How to share your unfinished Squarespace website
If you know you’re going to be brave enough to ask others to take a look at your Squarespace website as you’re designing it, there are things to set up early in the process. You’re going to want to know these tips and tricks before getting started to give your reviewers the best access to your “under construction” website.
Reasons to share your website
While you may already know why you’ll want to share early versions of your website, there may be other benefits to sharing your website that are new. Here are some reasons I can think of for sharing your website before it’s ready to launch to the public.
Sharing with your besties
Whether you’re creating your own website or having someone design it for you, the main reason you'll want to share it is to get feedback about the design, the content, and the usability of your website. Clients I've worked with have shared their unfinished websites with trusted friends, colleagues, their grown children, their spouses, and their knowledgeable neighbors. I've even had clients who had full advisory teams with whom they shared their websites as they were being developed.

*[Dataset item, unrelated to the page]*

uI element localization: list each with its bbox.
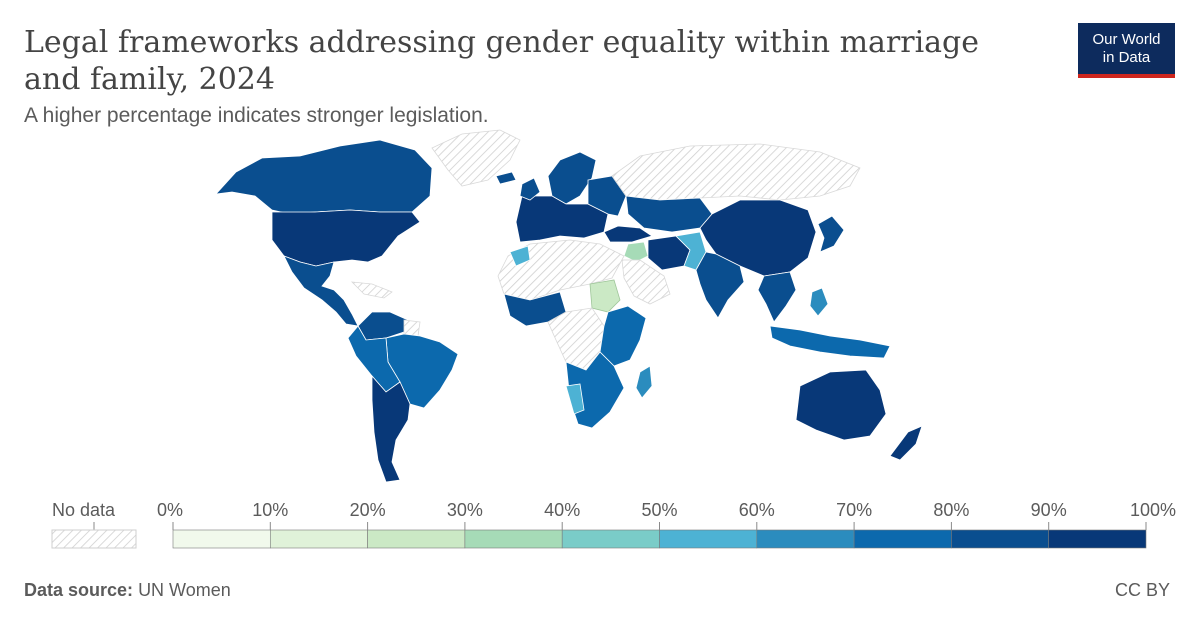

Sharing with potential business partners
Another reason to share a website with a select few is to test-market the website to a chosen group of potential investors, partners, distributors, clients, and influencers. Websites are usually close to being finished when this type of review is done, but the feedback from these early viewers can change the direction of the design or even the product or service offered by the business.
Sharing with yourself
The other reason to make your website available for sharing is so you can see the website as it will appear to visitors. You should always preview the website as you're designing it with the Desktop/Mobile preview windows in your website editor. But you'll find that the actual website can look very different when viewed on small vs. large monitors, laptops, tablets, and a variety of phone sizes. Always check your website on several different devices to make your website usable to as many people as possible.
Setting up sharing
With your website open in Squarespace, go to Settings - Site Availability.
Click Password Protected and type in a site password.
Click Save.
Still within the Settings list, click Domains. Write down the built-in Squarespace domain name that ends in .squarespace.com. That's the built-in domain name you will give to your reviewers.
Pro tip: Changing your built-in domain name
Squarespace gives your site a quirky built-in domain name. When I design websites for clients, I change the name to be something more memorable and closer to the actual business name. You can do this at any time, even after your website has been made live. Go to Settings - Domains. Click the arrow next to the built-in domain name and change the first part of the name to something you prefer. The squarespace.com part of the domain will be added. Confirm the change.
The Big Reveal: Sharing your website with others
Give your reviewers the Squarespace built-in domain and tell them to open the website in a browser. If you added a password, tell them to type in the password you assigned to view the site.
Pro tip: Reviewing your own website while designing it
If you want to review your own website as visitors will see it without logging out of Squarespace, you must open a new private/incognito browser window. Then type in the domain name for your site. If you don't open a private browser window, Squarespace will open the website in the Squarespace website editor.
Get ready to hear what others have to say
This is undoubtedly the most difficult part of the process. I’ve had clients share their websites with others and it has changed the direction of the design altogether. While it may make you wince, as long as your reviewers are people you trust and are representative of your ideal customer, the questions, suggestions, and feedback that result from sharing your website will be valuable for your business. But as the business owner, you get to decide which suggestions you put into place and which ones you politely decline.